A scientist from Sweden, who analyzed the biomaterials of Alexei Navalny, said that the data on the poisoning of the Russian opposition leader by Novichok are unambiguous. The politician's blood samples were studied at the FOI Defense Research Institute in Umeå.

We can clearly confirm that Mr Navalny's sample contained a neurotoxin from the Novichok group. Neurotoxins [этой группы] extremely toxic. A drop can killAsa Scott said in an interview with Der Spiegel.

She did not disclose more precise information about the found version of "Novichok", the newspaper notes. Earlier, Der Spiegel wrote that at a secret meeting of German intelligence it was reported that Navalny was poisoned by a "stronger" version of "Novichok" than his previously known versions.

The FOI Research Institute is subordinate to the Swedish Ministry of Defense. In 2013, its experts were involved in a UN investigation into the use of poison gas in Syrian Ghouta, a suburb of Damascus. Scientists then said they were able to confirm the use of sarin.

44-year-old Navalny lost consciousness on the Tomsk-Moscow plane on August 20. Russian doctors put him into an artificial coma. Two days later, the patient was transported to a clinic in Berlin. Her experts said that the Russian was poisoned with cholinesterase inhibitors. Military toxicologists determined that a substance from the Novichok group was used as the poison.

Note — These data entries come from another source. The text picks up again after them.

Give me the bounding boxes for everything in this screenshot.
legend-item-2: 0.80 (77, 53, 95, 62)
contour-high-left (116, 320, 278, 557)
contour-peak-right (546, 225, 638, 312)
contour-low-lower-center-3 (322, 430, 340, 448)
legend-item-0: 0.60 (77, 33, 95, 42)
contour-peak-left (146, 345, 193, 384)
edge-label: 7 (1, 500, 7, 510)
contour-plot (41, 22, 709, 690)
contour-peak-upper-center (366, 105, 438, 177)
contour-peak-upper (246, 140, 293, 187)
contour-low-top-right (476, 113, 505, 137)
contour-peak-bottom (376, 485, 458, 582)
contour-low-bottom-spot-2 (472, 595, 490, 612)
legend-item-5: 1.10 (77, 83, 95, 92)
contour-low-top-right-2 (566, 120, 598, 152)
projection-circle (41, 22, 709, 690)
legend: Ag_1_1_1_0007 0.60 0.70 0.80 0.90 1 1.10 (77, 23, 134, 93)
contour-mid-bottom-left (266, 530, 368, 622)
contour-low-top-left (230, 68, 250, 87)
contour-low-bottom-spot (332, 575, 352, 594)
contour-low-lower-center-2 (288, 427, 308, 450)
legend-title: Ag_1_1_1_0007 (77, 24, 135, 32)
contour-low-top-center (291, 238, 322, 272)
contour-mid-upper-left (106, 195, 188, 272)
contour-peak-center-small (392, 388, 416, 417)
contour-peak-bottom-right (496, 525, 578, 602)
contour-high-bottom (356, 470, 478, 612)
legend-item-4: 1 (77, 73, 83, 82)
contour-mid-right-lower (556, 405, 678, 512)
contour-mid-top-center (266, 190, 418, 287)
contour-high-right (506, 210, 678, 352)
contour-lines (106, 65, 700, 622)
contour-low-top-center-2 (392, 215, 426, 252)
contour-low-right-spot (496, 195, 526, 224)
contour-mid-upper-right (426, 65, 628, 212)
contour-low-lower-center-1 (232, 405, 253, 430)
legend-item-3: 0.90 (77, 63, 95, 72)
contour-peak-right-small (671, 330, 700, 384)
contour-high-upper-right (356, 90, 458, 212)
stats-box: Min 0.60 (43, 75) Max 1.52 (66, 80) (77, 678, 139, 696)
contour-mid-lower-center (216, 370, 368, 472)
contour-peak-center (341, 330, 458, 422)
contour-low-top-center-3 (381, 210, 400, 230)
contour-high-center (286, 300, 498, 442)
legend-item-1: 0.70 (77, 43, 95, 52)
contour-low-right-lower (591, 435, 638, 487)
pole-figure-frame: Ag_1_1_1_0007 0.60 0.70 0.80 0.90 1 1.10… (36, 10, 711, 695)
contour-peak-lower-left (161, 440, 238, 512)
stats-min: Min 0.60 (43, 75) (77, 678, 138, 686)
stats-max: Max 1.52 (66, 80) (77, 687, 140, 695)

After that, Germany sent Navalny's samples to Swedish and French laboratories. The French Institute also confirmed these findings. It was reported that French President Emmanuel Macron called Russian President Vladimir Putin to personally report the results of the study.

The international community is demanding that Moscow investigate what happened to Navalny. To which the Kremlin representatives report that while the oppositionist was on the territory of the Russian Federation, no poisons were found in his body. Moscow demands from Berlin to provide the data that became the basis for conclusions about the poisoning.

In turn, Germany emphasizes that without the approval of Navalny himself, Berlin cannot transfer the research results to Moscow, because they belong to the category of personal data. And the patient did not give such consent.

Earlier, German Foreign Minister Heiko Maas said that Germany sees many signs of Russia's involvement in the poisoning of an opposition politician, wrote.